Risk Assessment and Management Policy
Last updated
Last updated
Our Risk Assessment policy begins with an in-depth investigation and research of each protocol embedded within our DeFi strategies. Each building block of the strategy undergoes scrutiny through a proprietary risk assessment model. This model meticulously analyzes both technical and economic vulnerabilities, encompassing various aspects such as economic mechanics, dependencies risks, centralization, and an exhaustive analysis of weak points within smart contracts. The evaluation also considers popular vulnerability patterns prevalent in the DeFi space.
The outcome of our analysis is translated into a comprehensive risk rating system, assigning a rating to each building block within the strategy, ranging from B to AAA. The AAA rating signifies the highest level of security. To tailor our investment approach to the risk appetite of our vault, we construct a specialized investment portfolio comprising instruments with corresponding risk ratings. This ensures that the risk exposure aligns with the predetermined risk tolerance of the vault. Having provided an overview of our risk assessment model, let's delve into a practical example to illustrate how our approach is applied. In this case, we will focus on the MIM stable coin.
serves as a lending platform that employs a diverse range of assets as collateral for borrowing Magic Internet Money (MIM), a USD-pegged stablecoin. The collateral pool encompasses both interest-bearing tokens, such as yvWETH, yvUSDC, xSUSHI, and others, as well as traditional tokens like WBTC, WETH, and SHIB.
Economic Red Flags:
Off-Chain DAO Execution:
One of the identified vulnerabilities is the off-chain execution of the DAO by the Abracadabra team multisigs with no time lock. This raises concerns as it introduces the potential for unilateral decision-making by the team, posing a risk to the stability of the protocol.
Volatile Collateral Composition:
Although MIM is an over-collateralized stable coin, a significant portion of its collateral comprises volatile tokens. This exposes the stable coin to market fluctuations, especially considering that some volatile assets have a maximum collateral ratio as high as 90%. This composition has led to multiple instances where MIM depegged from its intended $1 value during certain market circumstances.

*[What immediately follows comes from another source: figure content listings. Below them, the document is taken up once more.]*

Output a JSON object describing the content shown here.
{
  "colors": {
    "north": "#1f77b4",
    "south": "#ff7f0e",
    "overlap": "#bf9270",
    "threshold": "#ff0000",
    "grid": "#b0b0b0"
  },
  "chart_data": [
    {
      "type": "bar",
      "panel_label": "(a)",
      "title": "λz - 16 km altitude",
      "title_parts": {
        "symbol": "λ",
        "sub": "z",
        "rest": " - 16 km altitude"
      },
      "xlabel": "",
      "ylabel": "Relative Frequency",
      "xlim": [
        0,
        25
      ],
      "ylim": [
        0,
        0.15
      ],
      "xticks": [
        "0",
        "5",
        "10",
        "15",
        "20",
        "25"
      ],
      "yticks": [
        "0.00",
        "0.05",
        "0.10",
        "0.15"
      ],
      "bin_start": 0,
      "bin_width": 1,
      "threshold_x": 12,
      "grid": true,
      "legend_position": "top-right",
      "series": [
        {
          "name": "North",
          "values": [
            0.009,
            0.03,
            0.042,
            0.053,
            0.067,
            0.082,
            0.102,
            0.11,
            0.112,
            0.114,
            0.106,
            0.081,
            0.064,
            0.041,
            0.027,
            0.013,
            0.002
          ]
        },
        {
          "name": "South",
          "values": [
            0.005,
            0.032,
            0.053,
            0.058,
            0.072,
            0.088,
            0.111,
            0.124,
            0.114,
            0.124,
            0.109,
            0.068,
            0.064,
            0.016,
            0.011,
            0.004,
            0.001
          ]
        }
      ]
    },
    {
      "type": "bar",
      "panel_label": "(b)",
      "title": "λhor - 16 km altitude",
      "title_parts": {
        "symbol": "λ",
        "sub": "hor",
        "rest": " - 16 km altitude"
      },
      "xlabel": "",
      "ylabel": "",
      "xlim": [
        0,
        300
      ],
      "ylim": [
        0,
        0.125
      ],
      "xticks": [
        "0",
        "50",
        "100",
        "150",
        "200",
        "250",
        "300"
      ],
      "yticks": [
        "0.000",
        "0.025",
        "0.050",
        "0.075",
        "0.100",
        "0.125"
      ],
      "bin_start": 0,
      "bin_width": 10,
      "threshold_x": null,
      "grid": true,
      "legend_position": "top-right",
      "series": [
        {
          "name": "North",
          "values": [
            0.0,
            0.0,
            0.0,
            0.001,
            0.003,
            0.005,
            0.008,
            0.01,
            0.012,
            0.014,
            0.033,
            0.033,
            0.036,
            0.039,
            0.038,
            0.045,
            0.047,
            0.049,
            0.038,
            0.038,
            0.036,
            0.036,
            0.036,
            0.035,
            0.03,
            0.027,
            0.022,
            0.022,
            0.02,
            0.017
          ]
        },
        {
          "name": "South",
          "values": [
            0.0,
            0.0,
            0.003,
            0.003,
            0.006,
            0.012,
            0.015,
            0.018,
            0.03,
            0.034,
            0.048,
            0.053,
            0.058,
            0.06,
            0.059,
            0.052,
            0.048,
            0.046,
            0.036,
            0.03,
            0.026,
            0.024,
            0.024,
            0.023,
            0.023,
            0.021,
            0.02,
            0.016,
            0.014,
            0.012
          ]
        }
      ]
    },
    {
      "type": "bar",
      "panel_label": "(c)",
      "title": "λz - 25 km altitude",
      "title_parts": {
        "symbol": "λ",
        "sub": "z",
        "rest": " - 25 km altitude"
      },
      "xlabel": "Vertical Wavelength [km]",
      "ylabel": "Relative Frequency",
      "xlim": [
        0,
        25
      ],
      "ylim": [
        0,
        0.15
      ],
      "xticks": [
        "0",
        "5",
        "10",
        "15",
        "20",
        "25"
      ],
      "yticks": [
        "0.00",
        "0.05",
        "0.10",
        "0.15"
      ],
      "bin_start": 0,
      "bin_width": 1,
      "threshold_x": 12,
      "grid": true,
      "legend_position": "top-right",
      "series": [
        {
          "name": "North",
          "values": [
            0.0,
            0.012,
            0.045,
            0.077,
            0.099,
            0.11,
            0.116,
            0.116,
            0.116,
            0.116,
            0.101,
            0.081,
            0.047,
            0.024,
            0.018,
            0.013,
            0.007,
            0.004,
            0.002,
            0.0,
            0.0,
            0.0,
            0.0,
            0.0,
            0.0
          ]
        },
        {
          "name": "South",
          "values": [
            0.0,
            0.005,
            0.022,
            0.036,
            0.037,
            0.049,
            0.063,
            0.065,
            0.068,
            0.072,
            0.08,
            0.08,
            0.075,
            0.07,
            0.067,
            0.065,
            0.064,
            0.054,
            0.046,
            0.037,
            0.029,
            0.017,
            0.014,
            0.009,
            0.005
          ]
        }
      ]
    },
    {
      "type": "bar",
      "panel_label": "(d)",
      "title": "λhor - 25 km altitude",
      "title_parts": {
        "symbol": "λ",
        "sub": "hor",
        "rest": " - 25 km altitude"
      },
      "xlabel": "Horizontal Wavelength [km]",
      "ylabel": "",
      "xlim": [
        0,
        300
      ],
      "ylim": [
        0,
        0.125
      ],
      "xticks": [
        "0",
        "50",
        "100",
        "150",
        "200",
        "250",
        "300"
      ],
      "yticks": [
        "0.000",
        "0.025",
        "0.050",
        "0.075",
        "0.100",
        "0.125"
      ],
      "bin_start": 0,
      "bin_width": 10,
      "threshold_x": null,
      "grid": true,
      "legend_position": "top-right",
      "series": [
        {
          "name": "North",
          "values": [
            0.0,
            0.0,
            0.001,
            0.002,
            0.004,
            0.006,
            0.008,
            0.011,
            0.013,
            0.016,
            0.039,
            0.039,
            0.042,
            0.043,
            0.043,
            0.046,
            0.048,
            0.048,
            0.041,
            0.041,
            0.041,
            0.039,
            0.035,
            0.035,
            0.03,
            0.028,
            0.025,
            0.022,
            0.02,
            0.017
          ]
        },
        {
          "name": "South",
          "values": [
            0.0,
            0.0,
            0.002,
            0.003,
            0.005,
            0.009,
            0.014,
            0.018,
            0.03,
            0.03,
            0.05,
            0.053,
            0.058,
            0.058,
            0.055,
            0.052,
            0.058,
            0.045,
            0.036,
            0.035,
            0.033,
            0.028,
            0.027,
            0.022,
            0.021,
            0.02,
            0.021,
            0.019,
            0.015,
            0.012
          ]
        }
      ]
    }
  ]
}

Third-Party Venue Exposure:
As MIM operates as an interest-bearing stable coin, some parts of its collateral are exposed on third-party venues, introducing additional risks. The dependence on external venues for interest-bearing assets amplifies the complexity of risk management.
Price Oracle Dependency:
The protocol's reliance on price oracles adds another layer of risk. Any vulnerabilities or manipulations in the price oracles can directly impact the stability of MIM, making it susceptible to inaccurate pricing and potential exploitation.
Technical Red Flags:
Centralization Concerns:
Upon examining the smart contracts, it becomes evident that there is a significant level of centralization. The Abracadabra multisig possesses unrestricted privileges to configure markets and mint new tokens without any restrictions or time locks. This concentration of power introduces a centralized point of failure and raises questions about the decentralization of the stable coin.
Risk Rating:
Considering the identified economic red flags and smart contract analysis, MIM receives a risk rating of BBB (moderate-risk) according to our comprehensive risk assessment model. This rating takes into account the various vulnerabilities present in the economic and technical aspects of the protocol.
In light of MIM's risk rating, we align our investment portfolio within the vault to ensure a prudent risk exposure that aligns with our predetermined risk tolerance. The selection of instruments with corresponding risk ratings ensures a diversified and resilient portfolio, mitigating potential downsides associated with individual assets.
By consistently applying our risk assessment and management policy, we aim to safeguard the integrity of our DeFi strategies and maintain a secure financial environment for our users and stakeholders. Regular reviews and updates to our risk assessment model enable us to adapt to the dynamic nature of the DeFi landscape and proactively address emerging risks.